Just as seeing blood on an injury makes a child realize that it hurts, he realized he was cold too, and began to shiver. The muscles would generate some body heat through thermogenesis, but he decided to speed things up and relaxed his bladder, releasing a warm stream that saturated his groin before dripping off the platform he was strapped to, and onto the floor.

“Well, there’s a lot you can do to my body, fools, but you will never be able to control my mind. That was too strong for you even before I learned the Way,” he thought.

Rai Washington slowed his breathing, and gained control of his heartbeat. It hadn’t been racing as it should have, so he knew he had been drugged. He slowed the beat even more, and entered a meditative state.

The colors shifted and morphed behind his eyelids. He looked for the brightest spark in the kaleidescope pattern, his North Star, as he always thought of it. Finding it, he held it in place for a moment before it slid from him and rejoined the swirl of colors. Frustrated, he remembered that he had to catch the spark without trying, had to make it want to be caught, and in effect, come to him. He wasn’t going anywhere, so the one thing he had was time. He would have to muster patience.

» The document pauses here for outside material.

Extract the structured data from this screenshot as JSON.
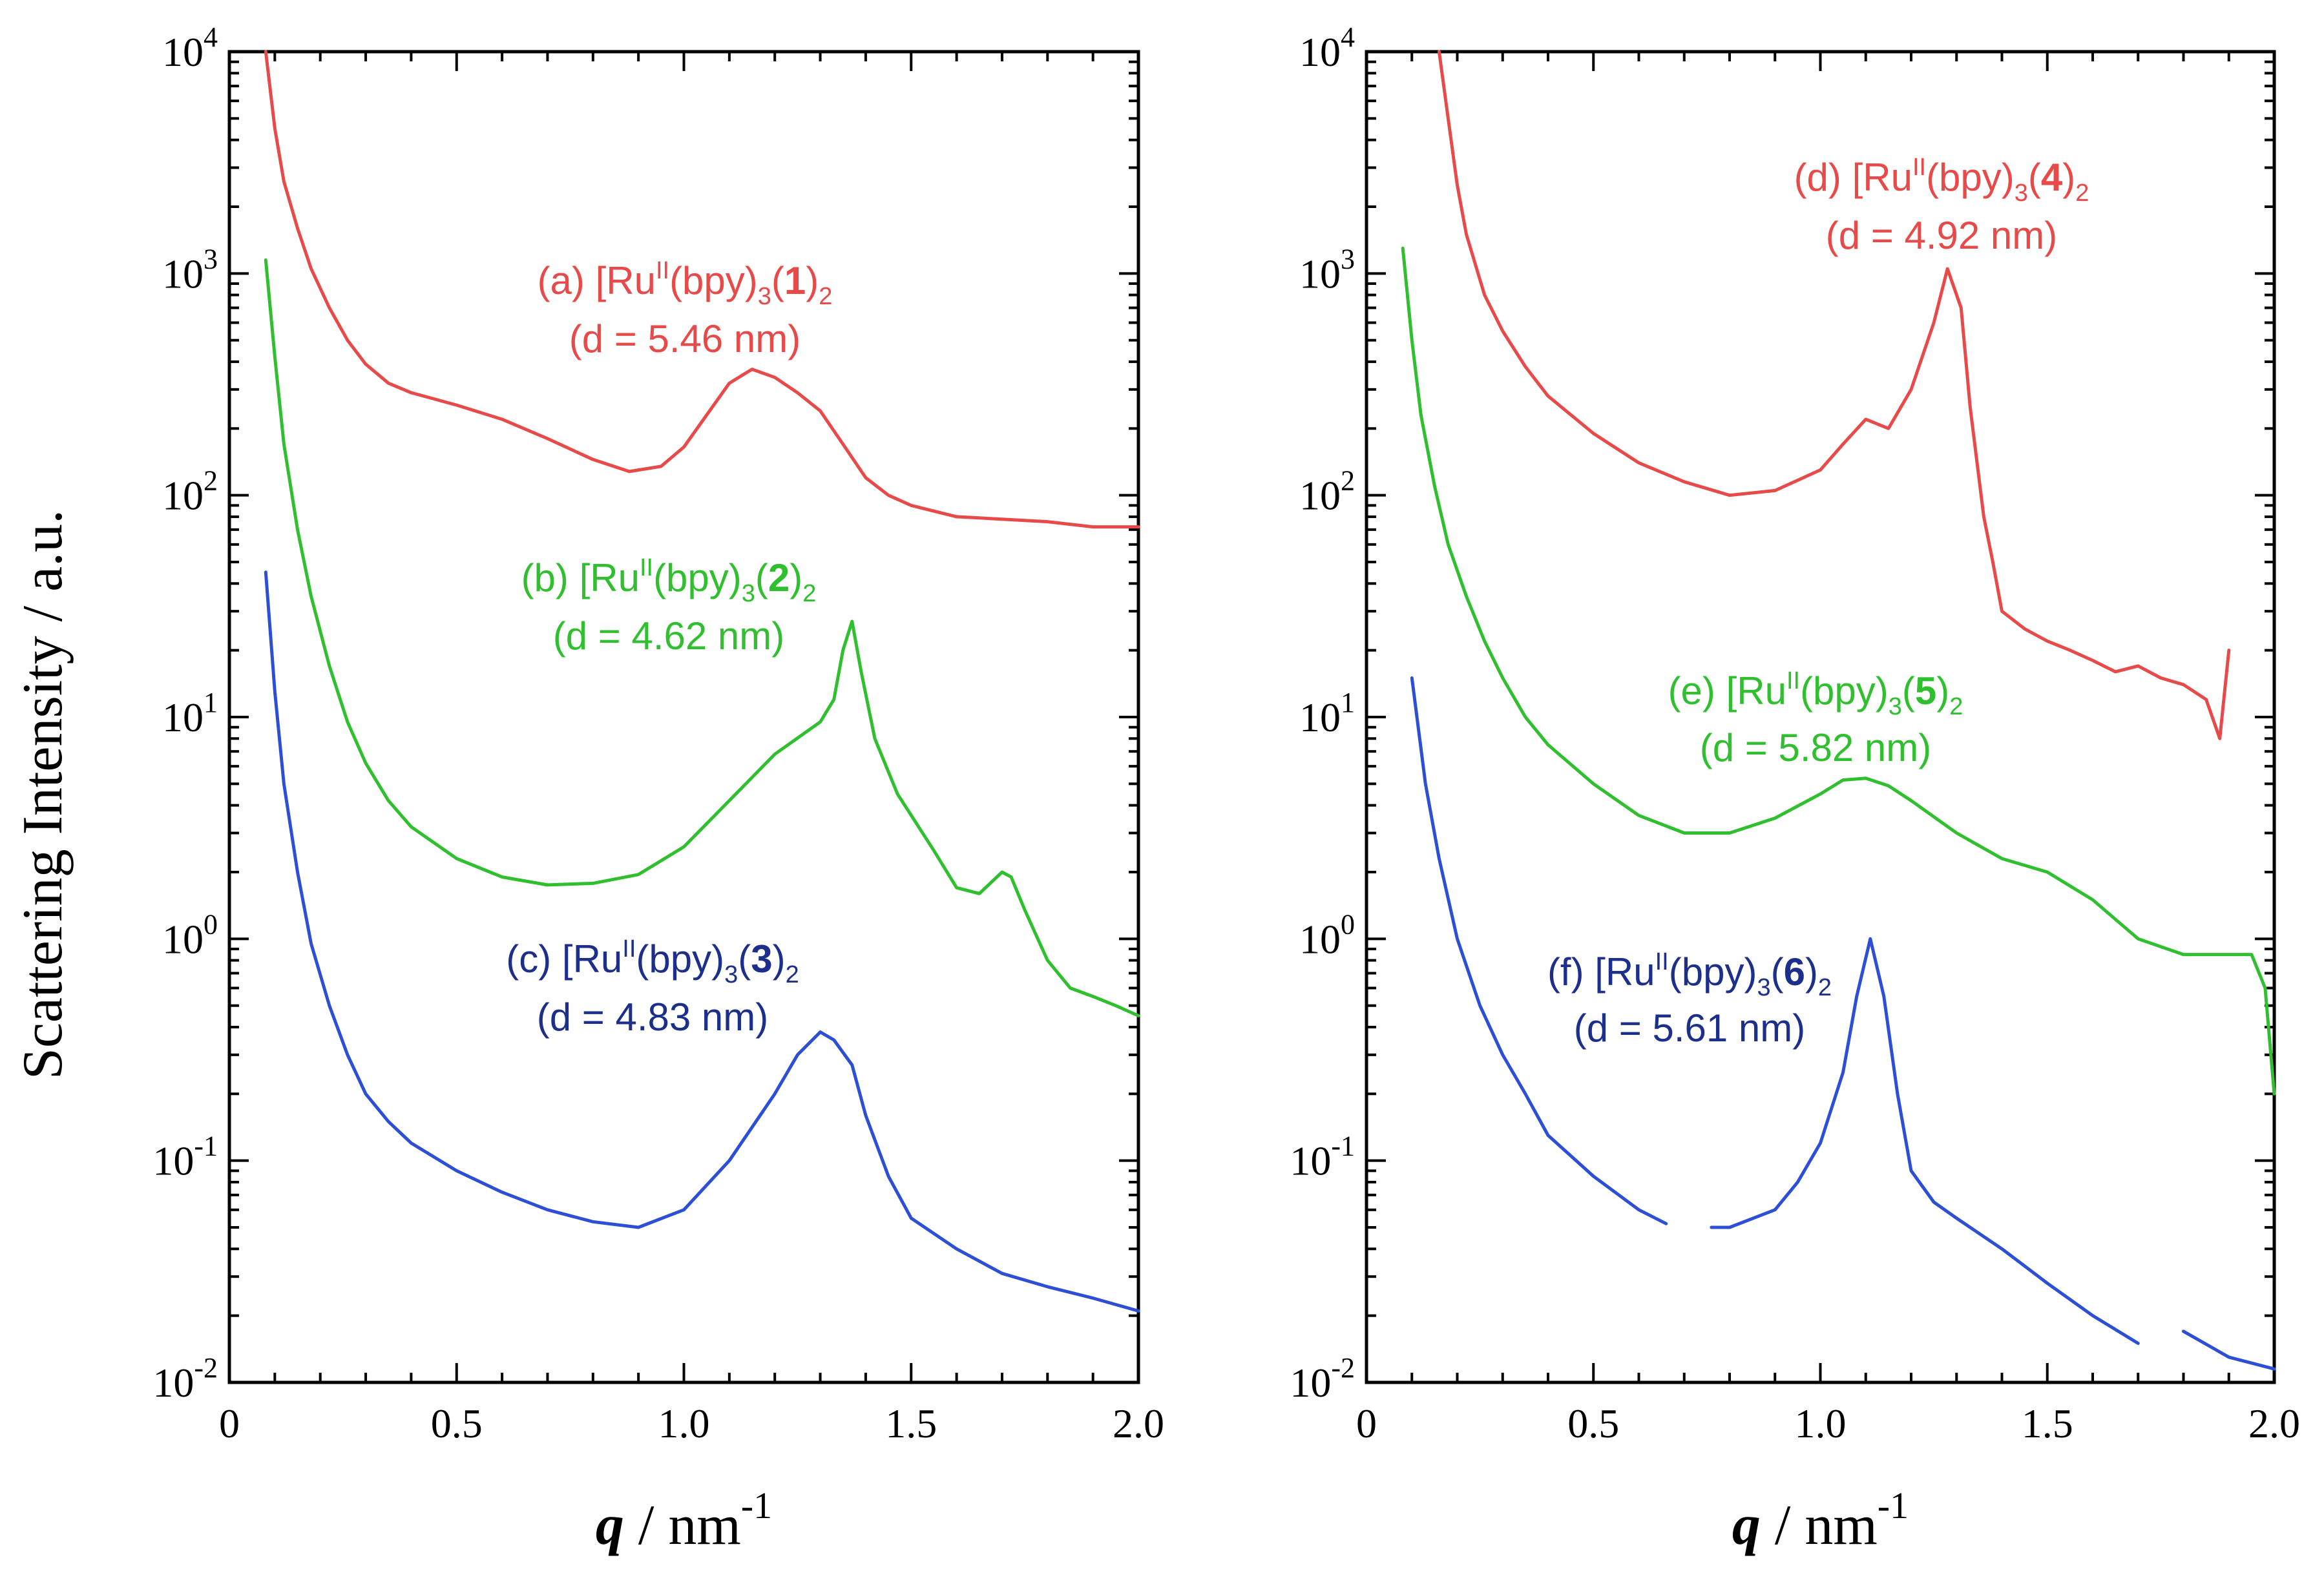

That was when he heard the muffled voices and the click of heels on the deck outside the chamber he was in. He managed to open both eyes, and confirmed a single hatch was at the far end of the room. Whoever was coming, they were close.

“Shit! Okay, now I gotta hurry up and be patient or I’m screwed.”

He held the spark stationary on his next try, and like reeling in a fish, he didn’t jerk it or move too quickly as he tried to center it, but coaxed it there.

“Gotcha, Bitch,” he said to himself out loud, though his ears disagreed with the pronunciation in his head. “Sayonara, suckers, he mumbled before he felt his astral project detach from his corporeal form.

He floated to the ceiling and along the bulkhead to the hatch. His interlopers were just outside. He decided he needed to apprise the Village of his situation before he did anything else and went to float through the bulkhead. He couldn’t. It was as if he was solid. He felt the breeze stirred up as the wheel spun on the hatch and it swung open toward his wraith-like self.

A young woman stepped through the hatch —

“Wait a minute, that’s a teenager!”

“Yes, I am, Master Rai. And you may as well rejoin your body, this cell is psychically sealed. No coming and going without so much as a by your leave for you, she snickered.

Please continue to regale us with all the Articles of Faith and the subversive mission of the Village,” she said wryly as she stepped farther into the room. Three other stern men wearing white labcoats followed her in.

Lastly came a Navy Captain with no small amount of Fruit Salad on his chest. This guy was more decorated than the Christmas tree at Thirty Rock.

“Hello, Corporal Washington, good to see you again.”

The face was vaguely familiar, but the only Swabbie he knew was — “Edwards??!!”